His mask looked fused to his skull, a rotting patchwork of layered faces stretched so tightly over his head that multiple mouths were visible, sewn shut except for one. Black antler-like growths jutted upward from his scalp, and his robes looked soaked enough to glisten.

When he spoke, the whole camp went still.

The language meant nothing to Ash. It wasn't just foreign. It sounded twisted and evil. Wet. Choked. Like words forced through drowning throats.

The altar answered.

Black ichor seeped from cracks in its surface. Then it moved. Tendrils spilled out slow at first, thick and oily, before snapping across the corpses. They wrapped limbs, throats, torsos, then dragged the bodies inward.

The flesh disappeared into the altar like it was being fed to something waiting beneath it.

Ash forgot to breathe

'Triss, get back here now!'

His heart hammered so hard it hurt. He didn't fully understand why, but every fiber of his being was screaming at him to flee. Whatever he had felt inside that altar hadn't just scared him. It had reached somewhere deep and primal, something that left his skin cold and his stomach twisting.
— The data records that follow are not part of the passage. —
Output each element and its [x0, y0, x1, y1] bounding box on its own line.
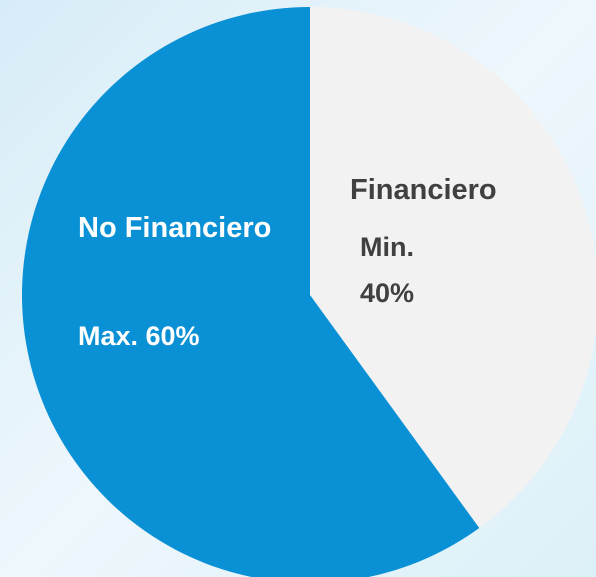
value-label: Min. 40% — [360, 232, 415, 308]
pie-slice — [22, 7, 480, 577]
slice-label: Financiero — [350, 174, 497, 206]
pie-slice — [310, 7, 596, 528]
value-label: Max. 60% — [78, 321, 200, 351]
slice-label: No Financiero — [78, 212, 272, 244]
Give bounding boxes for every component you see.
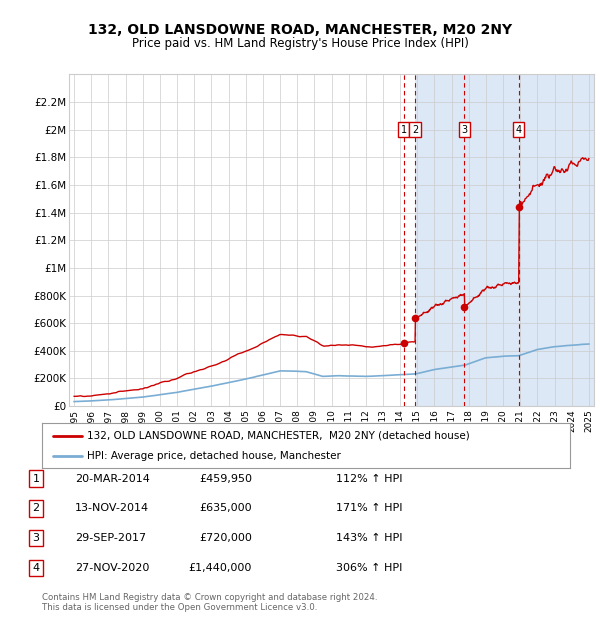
- Text: 1: 1: [32, 474, 40, 484]
- Text: 306% ↑ HPI: 306% ↑ HPI: [336, 563, 403, 573]
- Text: Price paid vs. HM Land Registry's House Price Index (HPI): Price paid vs. HM Land Registry's House …: [131, 37, 469, 50]
- Text: 132, OLD LANSDOWNE ROAD, MANCHESTER,  M20 2NY (detached house): 132, OLD LANSDOWNE ROAD, MANCHESTER, M20…: [87, 430, 470, 441]
- Text: 4: 4: [515, 125, 522, 135]
- Text: 171% ↑ HPI: 171% ↑ HPI: [336, 503, 403, 513]
- Text: 2: 2: [412, 125, 418, 135]
- Text: 1: 1: [401, 125, 407, 135]
- Text: 112% ↑ HPI: 112% ↑ HPI: [336, 474, 403, 484]
- Text: 143% ↑ HPI: 143% ↑ HPI: [336, 533, 403, 543]
- Text: £720,000: £720,000: [199, 533, 252, 543]
- Text: £1,440,000: £1,440,000: [188, 563, 252, 573]
- Text: 27-NOV-2020: 27-NOV-2020: [75, 563, 149, 573]
- Text: £459,950: £459,950: [199, 474, 252, 484]
- Bar: [415, 74, 594, 406]
- Text: 3: 3: [461, 125, 467, 135]
- Text: £635,000: £635,000: [199, 503, 252, 513]
- Text: 4: 4: [32, 563, 40, 573]
- Text: 132, OLD LANSDOWNE ROAD, MANCHESTER, M20 2NY: 132, OLD LANSDOWNE ROAD, MANCHESTER, M20…: [88, 23, 512, 37]
- Text: 13-NOV-2014: 13-NOV-2014: [75, 503, 149, 513]
- Text: 29-SEP-2017: 29-SEP-2017: [75, 533, 146, 543]
- Text: HPI: Average price, detached house, Manchester: HPI: Average price, detached house, Manc…: [87, 451, 341, 461]
- Text: 2: 2: [32, 503, 40, 513]
- Text: 20-MAR-2014: 20-MAR-2014: [75, 474, 150, 484]
- Text: 3: 3: [32, 533, 40, 543]
- Text: Contains HM Land Registry data © Crown copyright and database right 2024.
This d: Contains HM Land Registry data © Crown c…: [42, 593, 377, 612]
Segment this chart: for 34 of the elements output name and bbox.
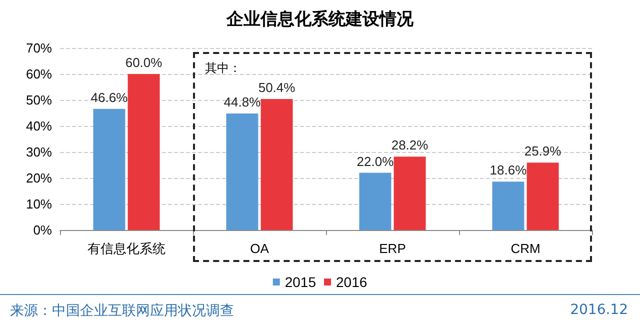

Responding instantly to her master's summons, Triss retreated. Hearing the raw panic in Ash's voice, she abandoned the careful silence she'd used to enter.

She moved fast.

Too fast.

Just as she crouched to leap over a smaller altar littered with bone and black wax, a massive floating eye split open over it.

Sickly light burst from its pupil and locked onto her, freezing Triss mid-step so violently Ash felt it through their link.

His breathing stopped as a voice rolled from it, dark and wet, like something speaking from the bottom of a grave filled with oil.

"Umbral Felis. How rare."

Ash's stomach dropped so hard he nearly vomited inside the rusted metal shell hiding him. His vision swam, body locking as terror slammed through him.

As everything was going black, a gnarled black hand crawled out from the floating eye's pupil...finger by finger...reaching for Triss.

Then, just before the black overtook his sight, something else came into focus. Something almost as shocking as the eye itself.

A human with no mask. One he recognized.

John stood behind the floating pupil.